During the mid-to-late 1960s, General Motors made flashy, semi-sporty versions of each of its full-sized B-body cars. Oldsobile had the Delta 88 Royale, for example, while Pontiac offered the Grand Prix. The rakish big Buick of that period was the Wildcat, built through the 1970 model year. Just as the Wildcat shoved aside the Invicta, the Centurion appeared in 1971 to replace the Wildcat. Named after a famous 1956 concept car, production of the Centurion continued just through 1973. Just over 100,000 were built, and here’s one of those rarities in a Colorado self-service boneyard.
The Centurion was available as a hardtop coupe, a convertible, and a four-door hardtop sedan. It was at heart a LeSabre with a different grille and other cosmetic touches.
Instead of the usual triple-shield Buick emblems, the Centurion got Roman-soldier badges.
Perhaps the world’s best-known Centurion is the ’72 convertible driven by Kurt Russel’s slimy-car-salesman character in the 1980 film, Used Cars.
Kurt ends up selling his Centurion to a customer he “baited” from the rival lot across the street.

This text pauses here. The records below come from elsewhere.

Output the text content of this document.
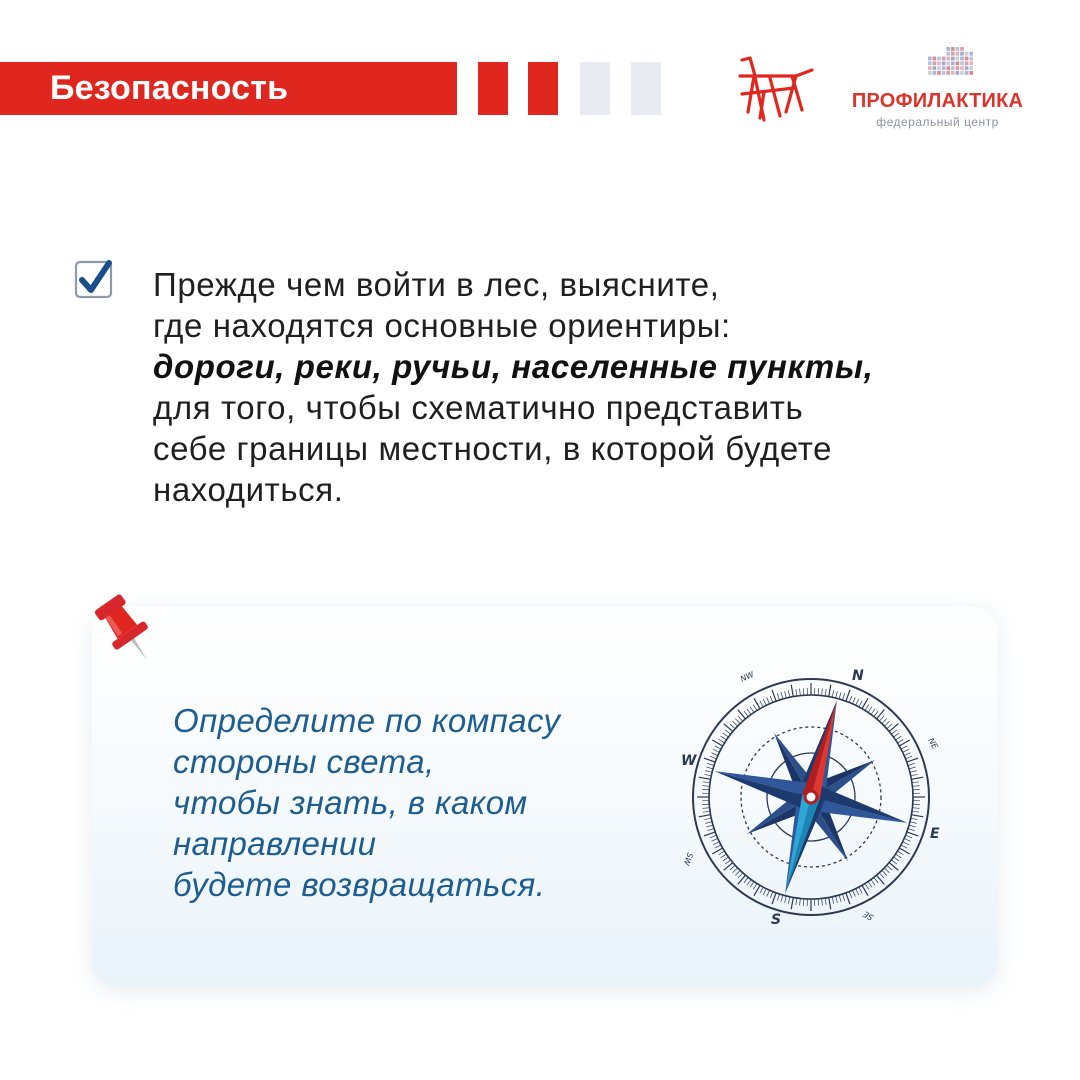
Безопасность	ПРОФИЛАКТИКА
федеральный центр
Прежде чем войти в лес, выясните,
где находятся основные ориентиры:
дороги, реки, ручьи, населенные пункты,
для того, чтобы схематично представить
себе границы местности, в которой будете
находиться.
Определите по компасу
стороны света,
чтобы знать, в каком
направлении
будете возвращаться.
N
S
E
W
NE
NW
SW
SE
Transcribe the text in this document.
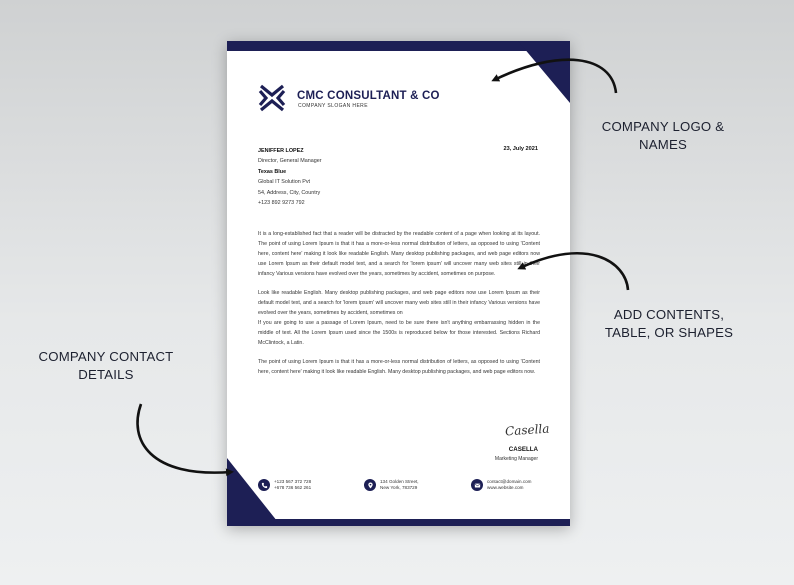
CMC CONSULTANT & CO
COMPANY SLOGAN HERE
JENIFFER LOPEZ
Director, General Manager
Texas Blue
Global IT Solution Pvt
54, Address, City, Country
+123 892 9273 792
23, July 2021

It is a long-established fact that a reader will be distracted by the readable content of a page when looking at its layout. The point of using Lorem Ipsum is that it has a more-or-less normal distribution of letters, as opposed to using 'Content here, content here' making it look like readable English. Many desktop publishing packages, and web page editors now use Lorem Ipsum as their default model text, and a search for 'lorem ipsum' will uncover many web sites still in their infancy Various versions have evolved over the years, sometimes by accident, sometimes on purpose.

Look like readable English. Many desktop publishing packages, and web page editors now use Lorem Ipsum as their default model text, and a search for 'lorem ipsum' will uncover many web sites still in their infancy Various versions have evolved over the years, sometimes by accident, sometimes on

If you are going to use a passage of Lorem Ipsum, need to be sure there isn't anything embarrassing hidden in the middle of text. All the Lorem Ipsum used since the 1500s is reproduced below for those interested. Sections Richard McClintock, a Latin.

The point of using Lorem Ipsum is that it has a more-or-less normal distribution of letters, as opposed to using 'Content here, content here' making it look like readable English. Many desktop publishing packages, and web page editors now.

Casella
CASELLA
Marketing Manager
+123 567 372 728
+678 736 562 261
134 Golden Street,
New York, 783729
contact@domain.com
www.website.com
COMPANY LOGO &
NAMES
ADD CONTENTS,
TABLE, OR SHAPES
COMPANY CONTACT
DETAILS
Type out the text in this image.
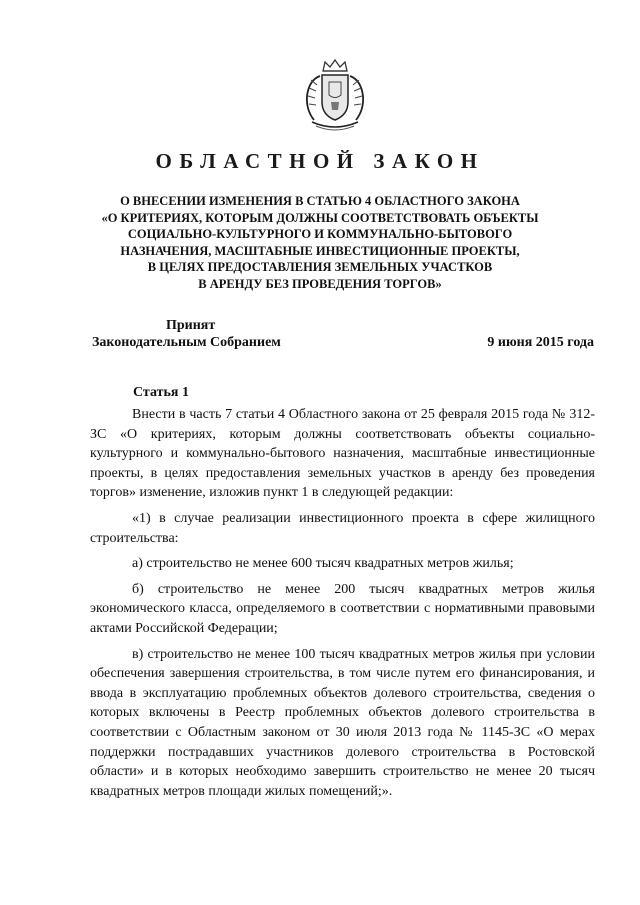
ОБЛАСТНОЙ ЗАКОН
О ВНЕСЕНИИ ИЗМЕНЕНИЯ В СТАТЬЮ 4 ОБЛАСТНОГО ЗАКОНА
«О КРИТЕРИЯХ, КОТОРЫМ ДОЛЖНЫ СООТВЕТСТВОВАТЬ ОБЪЕКТЫ
СОЦИАЛЬНО-КУЛЬТУРНОГО И КОММУНАЛЬНО-БЫТОВОГО
НАЗНАЧЕНИЯ, МАСШТАБНЫЕ ИНВЕСТИЦИОННЫЕ ПРОЕКТЫ,
В ЦЕЛЯХ ПРЕДОСТАВЛЕНИЯ ЗЕМЕЛЬНЫХ УЧАСТКОВ
В АРЕНДУ БЕЗ ПРОВЕДЕНИЯ ТОРГОВ»
Принят
Законодательным Собранием	9 июня 2015 года
Статья 1

Внести в часть 7 статьи 4 Областного закона от 25 февраля 2015 года № 312-ЗС «О критериях, которым должны соответствовать объекты социально-культурного и коммунально-бытового назначения, масштабные инвестиционные проекты, в целях предоставления земельных участков в аренду без проведения торгов» изменение, изложив пункт 1 в следующей редакции:

«1) в случае реализации инвестиционного проекта в сфере жилищного строительства:

а) строительство не менее 600 тысяч квадратных метров жилья;

б) строительство не менее 200 тысяч квадратных метров жилья экономического класса, определяемого в соответствии с нормативными правовыми актами Российской Федерации;

в) строительство не менее 100 тысяч квадратных метров жилья при условии обеспечения завершения строительства, в том числе путем его финансирования, и ввода в эксплуатацию проблемных объектов долевого строительства, сведения о которых включены в Реестр проблемных объектов долевого строительства в соответствии с Областным законом от 30 июля 2013 года № 1145-ЗС «О мерах поддержки пострадавших участников долевого строительства в Ростовской области» и в которых необходимо завершить строительство не менее 20 тысяч квадратных метров площади жилых помещений;».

The only engine available in the 1971 and 1972 Centurion was Buick’s 455-cubic-inch (7.5-liter) V8, renowned for its low-rpm torque. Power numbers for 1972 dropped considerably compared to 1971, mostly due to the switch from gross to net measurements that year; the base ’72 Centurion 455 was rated at 225 horsepower and 360 pound-feet, while an optional higher-compression version with dual exhaust made 270 hp and 390 pound-feet. All Centurions came off the assembly line with three-speed automatic transmissions.
For 1973, a Buick 350 (5.7-liter) V8 became standard Centurion equipment, with the 455 an extra-cost option. The original buyer of this Centurion probably regretted the single-digit fuel economy of the 455 when OPEC shut off the oil taps in October of 1973.
Front Range Colorado isn’t particularly rusty, but this car looks like it must have spent some time in a road-salty place like Wisconsin or Iowa.
There isn’t much left of the padded vinyl roof, standard equipment on all Centurion sedans and coupes.
It would have been prohibitively expensive to make this car nice again, so here it sits.
This radio played AM and 8-track tapes and cost $363 extra on a $4,508 car (that’s $2,615 and $32,485 in inflation-adjusted 2022 dollars).
You can still buy reproductions of these Buick Rallye wheels today.
You didn’t want to miss out on Buick Bargain Days in 1972.